To break. To break apart. To throw into disorder. To interrupt the normal course or unity of.
Disrupt – positive or negative?
Most people would likely chime in “negative!”
Some scenarios may be someone disrupting your internal monologue as you tap away at the computer or when you are focused on solving a problem, a spreadsheet formula glitch perhaps.
Or when you are cooking an evening meal and your dog and cat get into it. Maybe your 5-year-old decides she needs the dog’s water bowl for her castle.
A disruption breaks the flow of concentration, a tried-and-tested path to completing a task, or a habit.
A habit such as taking the same route home for the past 15 years.
You could be disrupted when someone walks her dogs in your direction and you don’t care for, or even are terrified of, dogs. It is a nuisance, an inconvenience. It forces you into an uncomfortable space.
If you have ever taught, you would know there is always that one person. The one who constantly asks questions or interrupts with comments or groans at your suggestions for a classroom/workshop exercise. This person can interject so often that the material you want to cover is at risk of being not. You have a responsibility to the other students and it is irritating you.
Disruption, then, to most people is negative and unwelcomed. It delays us and can be a danger. We have busy lives and we’ve been told time is money. Or we simply do not like change. Or the possibility of change.
Positive and negative are terms of duality. In this paradigm, we associate positive with the good stuff and negative with the bad stuff. It really is perspective, though. In the bigger scheme of things, there are no positives or negatives. It is a yin yang flow.
The idea – disruption – is often unwelcome. But some disruption can be positive – even vital – catalyst for change.
How is disruption a positive thing?
Unforeseen happenings jolt us out of our routine or a planned execution of tasks. It creates the space and is an opportunity for us to pause. What we do with that pause is enlightening. Do we rage? Do we take a deep breath? Maybe we continue on. Maybe we see this as a chance to look up and see where we are. Check if our compass still points true north. Perhaps we have strayed off course and we need to tweak, fine tune, or overhaul our plan. You know what they say about the best-laid plans.
The new space may be uncomfortable, disconcerting, pulling our focus onto something we would rather ignore. Sometimes that pull is forceful and abrupt. It takes courage to hang out in this space, to face the hill that takes us to the next plateau, the curve to the next spiral. In this space, we challenge the status quo and assumptions, limitations we have placed or have been placed for us. Positive change comes from being outside our comfort zone.
Disruptions is a positive thing when we can use it to move towards where we want to be. They can offer new, previously unthought of, outlier ideas. We have blinkers on and sometimes we need to things pointed out to us, to know they exist and possible at this time.

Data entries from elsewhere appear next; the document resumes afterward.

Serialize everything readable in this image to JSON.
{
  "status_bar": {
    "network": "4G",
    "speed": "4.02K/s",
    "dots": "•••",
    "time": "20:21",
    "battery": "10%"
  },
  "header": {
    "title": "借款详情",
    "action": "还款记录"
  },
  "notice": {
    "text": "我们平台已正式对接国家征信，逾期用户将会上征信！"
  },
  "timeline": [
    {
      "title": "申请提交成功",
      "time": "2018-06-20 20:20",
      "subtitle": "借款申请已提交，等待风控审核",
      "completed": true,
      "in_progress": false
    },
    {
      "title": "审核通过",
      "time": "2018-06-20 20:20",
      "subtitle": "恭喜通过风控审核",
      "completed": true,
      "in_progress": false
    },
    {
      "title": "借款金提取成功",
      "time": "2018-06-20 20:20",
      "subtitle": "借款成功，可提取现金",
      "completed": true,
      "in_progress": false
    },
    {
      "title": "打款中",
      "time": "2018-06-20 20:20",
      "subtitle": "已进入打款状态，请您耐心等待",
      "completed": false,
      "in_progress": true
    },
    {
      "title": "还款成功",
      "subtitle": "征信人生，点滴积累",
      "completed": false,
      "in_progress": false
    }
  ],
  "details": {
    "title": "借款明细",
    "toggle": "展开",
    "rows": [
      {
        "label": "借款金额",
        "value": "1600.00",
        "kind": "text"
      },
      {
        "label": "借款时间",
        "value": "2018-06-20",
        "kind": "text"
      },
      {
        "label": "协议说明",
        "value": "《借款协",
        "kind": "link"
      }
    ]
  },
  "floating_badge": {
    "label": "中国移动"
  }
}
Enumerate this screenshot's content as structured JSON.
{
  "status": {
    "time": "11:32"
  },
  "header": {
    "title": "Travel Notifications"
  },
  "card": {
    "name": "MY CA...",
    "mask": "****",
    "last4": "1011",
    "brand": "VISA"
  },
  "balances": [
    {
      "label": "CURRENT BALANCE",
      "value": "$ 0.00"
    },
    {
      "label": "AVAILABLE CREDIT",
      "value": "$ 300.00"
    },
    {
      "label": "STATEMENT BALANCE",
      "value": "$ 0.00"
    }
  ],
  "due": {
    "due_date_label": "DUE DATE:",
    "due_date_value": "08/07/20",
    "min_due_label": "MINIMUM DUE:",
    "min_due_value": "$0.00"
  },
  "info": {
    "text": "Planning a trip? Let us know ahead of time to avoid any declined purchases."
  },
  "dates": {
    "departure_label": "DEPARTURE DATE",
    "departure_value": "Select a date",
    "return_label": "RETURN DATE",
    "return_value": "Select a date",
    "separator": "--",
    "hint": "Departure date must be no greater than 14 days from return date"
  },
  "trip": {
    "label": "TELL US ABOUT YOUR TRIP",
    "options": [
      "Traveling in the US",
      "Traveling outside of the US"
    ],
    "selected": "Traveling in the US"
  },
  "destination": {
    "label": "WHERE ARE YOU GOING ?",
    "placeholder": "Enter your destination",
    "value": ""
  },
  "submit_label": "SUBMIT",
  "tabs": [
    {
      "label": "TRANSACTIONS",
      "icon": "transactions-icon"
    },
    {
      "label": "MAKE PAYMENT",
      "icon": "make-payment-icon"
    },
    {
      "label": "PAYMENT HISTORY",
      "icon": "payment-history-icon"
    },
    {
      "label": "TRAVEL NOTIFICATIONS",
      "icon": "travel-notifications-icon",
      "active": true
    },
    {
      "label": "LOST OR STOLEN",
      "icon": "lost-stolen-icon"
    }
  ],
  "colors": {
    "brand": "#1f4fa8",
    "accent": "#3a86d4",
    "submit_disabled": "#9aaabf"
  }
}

Ways to Have More Positive Disruptions
① Invite, Ignite, and Allow New Conversations + Perspectives
From a mindset of curiosity and respect, we can all agree to disagree. The gold is in between. Between two or more diverse perspectives lie many lessons, ahas, and impetus for more open-minded and expansive thinking and living.
Leave your ego aside and have a real conversation. It is not about convincing people of your point of view, as much as sharing it. Putting it all on the table and looking at it, together. Juxtaposed.
Have you ever gotten into a conversation that turned awkward? Maybe even angry and even friendship-breaking? And then you go deeper, delving in and unravelling mysteries. There is no need to convince the other person of your point of view. No ego-bashing. No name-calling.
That honest and raw conversation can let you get to the core of the issue by allowing new perspectives in to open up new possibilities that can improve the quality of life.
② Move Outside of the Self
A reason many people see any disruptions as negative is they feel these occurrences are an affront to them. That people deliberately cut them off in traffic or in the grocery line. Or that the student is deliberately testing them. This may or may not be true. To live from the belief that it is always true puts people ill at ease and leave them untrusting. Stress goes up, health goes down. It’s not a pretty cycle of ups and downs.
See disruptions as pokes from the universe to re-look at what’s going on, from a personal level to an organizational or systemic level. Especially if there is a pattern of disruptions. Looking inward to see why they are such a trigger can help relieve underlying powerful and stress-inducing beliefs.
③ Live Fearlessly
Have the courage to look at disruptions in the eye and not crumble at the face of change. Living fearlessly does not mean living without fear. Being fearless means not allowing fears to be the master.
This is a bold statement, a scary one even. Start small and be consistent. You don’t have to conquer your fear of heights by bungy jumping or sky diving. You could. You don’t have to quit your job today, and live off-grid. You could. In other words, living fearlessly is not about one huge sweeping gesture. Or about flipping the bird at the system. It’s how we approach life in every way, every day.